En cualquier caso, tanto la dinámica interna como la competencia externa impulsarán al chavismo a abandonar su hibridez hasta aquí característica. Él pudo, tal como hiciera el primer peronismo, moverse en una zona ambigua, componiendo un híbrido en que podían convivir ciertos aspectos de la vida democrática con rasgos decididamente despóticos. Pero esta ambigüedad difícilmente pueda mantenerse en el futuro porque necesita de un líder excepcional, alguien capaz de conciliar lo irreconciliable, uniendo en un puño los hilos de una madeja tan complicada que en las manos de cualquier otro no podría evitarse se enredara y estallara.
Con Chávez vivo, el chavismo permitió que otros partidos se presentaran a elecciones, aunque colocándolos en inferioridad de condiciones, al identificar a su fuerza política con el propio estado, definir a sus enemigos como los del pueblo y de la patria, y reemplazar las instituciones públicas, incluso las propias fuerzas armadas, por órganos abiertamente partidistas. Además, aunque se basó esencialmente en la legitimidad electoral, se autodefinió como un poder revolucionario, cuyo origen podía rastrearse en el fallido golpe de 1992, que de atentado contra la democracia pasó así a ser un heroico antecedente de las luchas del pueblo por su libertad y por crear un orden auténticamente “nacional y popular”. Del mismo modo que el peronismo siguió recordando y celebrando en los años cuarenta y cincuenta, además del 17 de octubre y el 24 de febrero, expresiones máximas de la adhesión de masas a su régimen, el 4 de junio, que en 1943 había dado origen al movimiento militar nacionalista en que, al postular la unidad entre pueblo y ejército, se afirmaba en última instancia su poder y su proyecto.
Esta ambigüedad, y la hibridez resultante, parecen ser una característica inherente a todos los regímenes populistas. Y proveerles su peculiar plasticidad para comportarse en forma más autocrática o más democrática según las necesidades y conveniencias de cada momento; y según las demandas a atender y los desafíos a enfrentar. Pero ellas también son la causa de que, salvo muy raras excepciones (la más notable, la del PRI mexicano), los regímenes populistas no hayan logrado perdurar en el tiempo.

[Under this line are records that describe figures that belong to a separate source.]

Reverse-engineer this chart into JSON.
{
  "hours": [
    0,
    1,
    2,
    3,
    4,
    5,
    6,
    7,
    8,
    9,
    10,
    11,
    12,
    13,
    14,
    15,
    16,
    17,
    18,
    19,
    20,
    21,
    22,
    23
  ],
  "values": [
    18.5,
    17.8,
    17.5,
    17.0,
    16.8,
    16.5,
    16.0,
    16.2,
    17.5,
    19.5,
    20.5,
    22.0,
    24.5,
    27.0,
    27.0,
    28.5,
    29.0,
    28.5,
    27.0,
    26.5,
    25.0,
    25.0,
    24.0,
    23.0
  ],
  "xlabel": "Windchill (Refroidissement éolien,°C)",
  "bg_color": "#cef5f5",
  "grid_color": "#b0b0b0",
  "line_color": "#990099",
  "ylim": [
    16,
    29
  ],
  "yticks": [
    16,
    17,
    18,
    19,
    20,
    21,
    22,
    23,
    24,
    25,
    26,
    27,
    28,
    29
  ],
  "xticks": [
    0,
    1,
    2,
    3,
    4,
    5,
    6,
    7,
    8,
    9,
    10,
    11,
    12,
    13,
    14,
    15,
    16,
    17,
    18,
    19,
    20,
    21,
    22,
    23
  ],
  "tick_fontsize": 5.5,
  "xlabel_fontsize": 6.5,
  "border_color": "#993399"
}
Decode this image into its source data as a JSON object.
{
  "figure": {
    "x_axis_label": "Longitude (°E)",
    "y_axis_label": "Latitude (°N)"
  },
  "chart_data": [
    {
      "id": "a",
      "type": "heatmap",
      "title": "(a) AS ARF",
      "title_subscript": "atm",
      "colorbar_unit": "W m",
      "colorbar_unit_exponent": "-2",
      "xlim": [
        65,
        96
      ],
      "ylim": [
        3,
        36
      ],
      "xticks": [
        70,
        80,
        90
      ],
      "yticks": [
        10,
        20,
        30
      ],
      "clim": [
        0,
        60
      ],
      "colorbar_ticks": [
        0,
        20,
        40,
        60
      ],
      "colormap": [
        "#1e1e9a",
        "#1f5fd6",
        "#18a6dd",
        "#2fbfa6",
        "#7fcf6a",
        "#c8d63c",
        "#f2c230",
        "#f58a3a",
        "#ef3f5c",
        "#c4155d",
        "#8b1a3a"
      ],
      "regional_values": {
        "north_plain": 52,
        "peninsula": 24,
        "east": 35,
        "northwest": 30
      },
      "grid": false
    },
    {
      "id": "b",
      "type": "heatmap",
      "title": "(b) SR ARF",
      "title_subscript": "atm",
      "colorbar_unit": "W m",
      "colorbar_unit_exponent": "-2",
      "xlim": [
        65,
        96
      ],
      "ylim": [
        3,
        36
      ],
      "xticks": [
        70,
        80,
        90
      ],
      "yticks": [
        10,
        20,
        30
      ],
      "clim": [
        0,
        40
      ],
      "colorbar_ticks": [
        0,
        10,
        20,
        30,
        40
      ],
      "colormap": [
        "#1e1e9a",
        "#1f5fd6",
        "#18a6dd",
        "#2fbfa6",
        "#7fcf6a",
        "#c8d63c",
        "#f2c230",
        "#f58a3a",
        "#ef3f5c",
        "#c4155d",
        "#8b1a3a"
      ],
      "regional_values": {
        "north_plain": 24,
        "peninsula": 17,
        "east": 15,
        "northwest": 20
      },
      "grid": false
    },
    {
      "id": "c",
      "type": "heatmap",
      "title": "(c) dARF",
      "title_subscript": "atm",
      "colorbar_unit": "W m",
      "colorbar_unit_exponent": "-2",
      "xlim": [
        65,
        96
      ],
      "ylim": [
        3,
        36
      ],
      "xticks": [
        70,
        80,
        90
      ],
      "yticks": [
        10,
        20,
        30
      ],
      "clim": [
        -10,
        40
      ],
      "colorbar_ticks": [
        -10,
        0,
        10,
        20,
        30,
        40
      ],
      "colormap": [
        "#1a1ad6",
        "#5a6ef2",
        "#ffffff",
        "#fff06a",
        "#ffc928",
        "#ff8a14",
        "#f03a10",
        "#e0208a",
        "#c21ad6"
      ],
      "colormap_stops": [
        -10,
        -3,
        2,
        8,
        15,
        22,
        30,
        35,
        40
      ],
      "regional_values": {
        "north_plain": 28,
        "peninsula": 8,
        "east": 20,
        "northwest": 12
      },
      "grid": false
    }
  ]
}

No lo logró el peronismo, expulsado del poder en 1955, pese a que sobrevivió como partido, y tampoco los efímeros regímenes populistas de Perú, Ecuador y Bolivia, que ni siquiera perduraron como movimientos políticos. Está por verse si el chavismo logra romper esta racha. Y está a la vista ya la vía que sus dirigentes prefieren para intentarlo: la mezcla de lo ridículo y lo siniestro que ofrece Nicolás Maduro seguramente nos hará extrañar pronto el espíritu bonachón y jocoso con que acompañaba Chávez hasta sus decisiones y discursos más ofensivos.